Fubuki se leva et courut jusqu'à lui. Il lui montra de très nombreux passages du facturier en hurlant de rire. Elle se retourna vers moi. Elle ne partageait pas l'hilarité maladive de son collègue. Blême, elle m'appela.

– Qu'est-ce que c'est? me demandat-elle sèchement en me montrant l'une des lignes incriminées.

Je lus:

– Eh bien, c'est une facture de la GMBH qui date de…

– La GMBH? La GMBH! s'emporta-t-elle.

Les quarante membres de la section comptabilité éclatèrent de rire. Je ne comprenais pas.

– Pouvez-vous m'expliquer ce qu'est la GMBH? demanda ma supérieure en croisant les bras.

– C'est une société chimique allemande avec laquelle nous traitons très souvent.

Les hurlements de rire redoublèrent.

– N'avez-vous pas remarqué que GMBH était toujours précédé d'un ou plusieurs noms? continua Fubuki.

– Oui. C'est, j'imagine, le nom de ses diverses filiales. J'ai jugé bon de ne pas encombrer le facturier avec ces détails.

Même monsieur Saito, tout coincé qu'il fût, laissait libre cours à son hilarité grandissante. Fubuki, elle, ne riait toujours pas. Son visage exprimait la plus terrifiante des colères contenues. Si elle avait pu me gifler, elle l'eût fait.

D'une voix tranchante comme un sabre, elle me lança:

– Idiote! Apprenez que GMBH est l'équivalent allemand de l'anglais ltd, du français S.A. Les compagnies que vous avez brillamment amalgamées sous l'appellation GMBH n'ont rien à voir les unes avec les autres! C'est exactement comme si vous vous étiez contentée d'écrire ltd pour désigner toutes les compagnies américaines, anglaises et australiennes avec lesquelles nous traitons! Combien de temps va-t-il nous falloir pour rattraper vos erreurs?

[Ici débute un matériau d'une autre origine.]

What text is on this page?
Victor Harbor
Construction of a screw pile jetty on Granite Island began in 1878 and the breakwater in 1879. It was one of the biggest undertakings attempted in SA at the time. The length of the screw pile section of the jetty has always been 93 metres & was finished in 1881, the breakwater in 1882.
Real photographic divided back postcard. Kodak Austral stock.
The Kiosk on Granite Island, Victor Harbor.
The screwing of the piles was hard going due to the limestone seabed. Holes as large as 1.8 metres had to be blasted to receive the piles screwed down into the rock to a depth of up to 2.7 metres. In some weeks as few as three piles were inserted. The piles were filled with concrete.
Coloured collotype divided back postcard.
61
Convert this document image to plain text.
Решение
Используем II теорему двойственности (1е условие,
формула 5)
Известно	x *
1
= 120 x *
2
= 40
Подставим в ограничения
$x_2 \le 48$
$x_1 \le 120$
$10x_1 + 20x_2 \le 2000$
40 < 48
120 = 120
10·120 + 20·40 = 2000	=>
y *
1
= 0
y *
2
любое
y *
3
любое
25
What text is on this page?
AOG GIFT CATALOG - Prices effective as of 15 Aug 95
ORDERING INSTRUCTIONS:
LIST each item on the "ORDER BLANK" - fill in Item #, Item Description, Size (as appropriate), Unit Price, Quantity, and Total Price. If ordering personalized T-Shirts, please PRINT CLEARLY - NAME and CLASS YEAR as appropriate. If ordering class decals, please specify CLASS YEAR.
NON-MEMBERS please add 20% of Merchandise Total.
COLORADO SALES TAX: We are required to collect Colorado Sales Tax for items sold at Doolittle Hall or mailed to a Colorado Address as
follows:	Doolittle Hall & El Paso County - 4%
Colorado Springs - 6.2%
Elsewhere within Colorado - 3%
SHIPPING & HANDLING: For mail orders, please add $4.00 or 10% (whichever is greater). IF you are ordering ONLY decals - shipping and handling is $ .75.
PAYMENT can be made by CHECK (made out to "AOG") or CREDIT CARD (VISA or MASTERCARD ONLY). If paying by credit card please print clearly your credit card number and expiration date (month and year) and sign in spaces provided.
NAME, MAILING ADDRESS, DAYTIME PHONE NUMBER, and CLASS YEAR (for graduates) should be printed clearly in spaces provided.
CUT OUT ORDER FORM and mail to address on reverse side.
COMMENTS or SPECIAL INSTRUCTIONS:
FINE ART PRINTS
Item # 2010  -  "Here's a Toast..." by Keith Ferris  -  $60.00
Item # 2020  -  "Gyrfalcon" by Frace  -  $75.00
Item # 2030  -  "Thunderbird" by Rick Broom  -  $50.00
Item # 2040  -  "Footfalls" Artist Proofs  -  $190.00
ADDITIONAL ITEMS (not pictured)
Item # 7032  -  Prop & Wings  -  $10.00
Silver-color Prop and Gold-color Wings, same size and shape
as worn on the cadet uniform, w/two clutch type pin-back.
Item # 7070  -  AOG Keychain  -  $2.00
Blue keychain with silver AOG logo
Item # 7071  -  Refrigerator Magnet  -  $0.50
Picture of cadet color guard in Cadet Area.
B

Je choisis la défense la plus bête possible:

– Quelle idée, ces Allemands, de choisir un sigle aussi long pour dire S.A.!

– C'est ça! C'est peut-être la faute des Allemands, si vous êtes stupide?

– Calmez-vous, Fubuki, je ne pouvais pas le savoir…

– Vous ne le pouviez pas? Votre pays a une frontière avec l'Allemagne et vous ne pouviez pas savoir ce que nous, qui vivons à l'autre bout de la planète, nous savons?

Je fus sur le point de dire une horreur que, grâce au Ciel, je gardai pour moi: «La Belgique a peut-être une frontière avec l'Allemagne mais le Japon, pendant la dernière guerre, a eu bien plus qu'une frontière en commun avec l'Allemagne!»

Je me contentai de baisser la tête, vaincue.